I flushed the toilet and showered again, gradually turning the water to cold. As I toweled off I decided that if I simply disappeared he might believe I was just a kid, unready to accept the responsibilities of manhood. If nobody inquired about Charlie, maybe Vinnie would just shrug it off and let the matter rest. Maybe.
It was time for me to get a whole lot of gone between Vincent Marconi and me. I dressed in old faded jeans, a pullover, and sneakers. I got down on my knees in the closet, removed the molding I had carefully loosened right after renting the room. I retrieved my wristwatch, billfold, credit cards, and my stash of cash.
I had not planned to leave for another week, but staying longer might hook me into another career path my high school guidance counselor would not have recommended. Should I be a dishwasher? No, of course not. How about training to be a mob hit man? Don’t be foolish, William.
What she actually recommended was Columbia, then Harvard Law, following my father’s path to an eventual partnership in the family law firm. Dad suggested that I spend my last summer before college working at the kind of menial occupation to which dropouts are condemned. I picked Las Vegas with a pubescent fantasy about long-legged showgirls, but the only job I could get, seventeen with no experience and only a high school education, was kitchen scutwork. It was not a likely spot to connect with long-legged showgirls.
I left the door to my room open so anyone could steal the few belongings I had accumulated during my two month stay in Las Vegas. I walked three blocks to a cab stand, took a taxi to McCarren International Airport, and booked a first class ticket home on United, paying with my Platinum Visa card. Since I was three hours early for the flight, the agent escorted me to the VIP lounge to wait.
The attendant asked if she could get me anything and I asked for a bottle of water. I was dehydrated and my mouth was dry, but I felt better than I had felt earlier. I could probably keep some water down.

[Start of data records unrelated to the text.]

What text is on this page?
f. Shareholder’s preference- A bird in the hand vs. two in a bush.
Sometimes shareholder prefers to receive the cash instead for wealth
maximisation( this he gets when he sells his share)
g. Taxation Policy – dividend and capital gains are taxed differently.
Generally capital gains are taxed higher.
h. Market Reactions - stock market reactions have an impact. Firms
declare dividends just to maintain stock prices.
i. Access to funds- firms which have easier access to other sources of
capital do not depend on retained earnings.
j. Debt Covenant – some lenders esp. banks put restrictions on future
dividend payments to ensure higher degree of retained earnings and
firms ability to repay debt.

I settled into one of the soft leather recliners and put my feet up. God, I was tired. When she brought my water, I told her I would probably take a nap and asked if she would be certain I was awake in time to make my flight.
She smiled. “Tough night, Tiger?”
“You have no idea,” I said.
She chuckled and said she would be sure I did not miss my flight. I opened my water and drank about half before replacing the cap. It felt like it would stay down. I set the bottle on a side table and stared drowsily out the window at aircraft arriving and departing.
My path through college and law school lay ahead. Behind were echoes of fear and a waking nightmare of cold-eyed men in the desert. Would they let me go?
My direction in the law would indeed follow my father into the safe haven of corporate statutes. I would never invite a nasty piece of work like Vinnie Marconi into my life by the practice of criminal law. And I would never again set foot in Las Vegas.
My eyes drifted to a poster on the near wall, pictures of smiling, beautiful people in evening clothes and sport clothes and swimwear enjoying elegant exotic pleasures. Yeah. Maybe the convention bureau advertising promotion provided my answer.
What Happens in Las Vegas Stays in Las Vegas.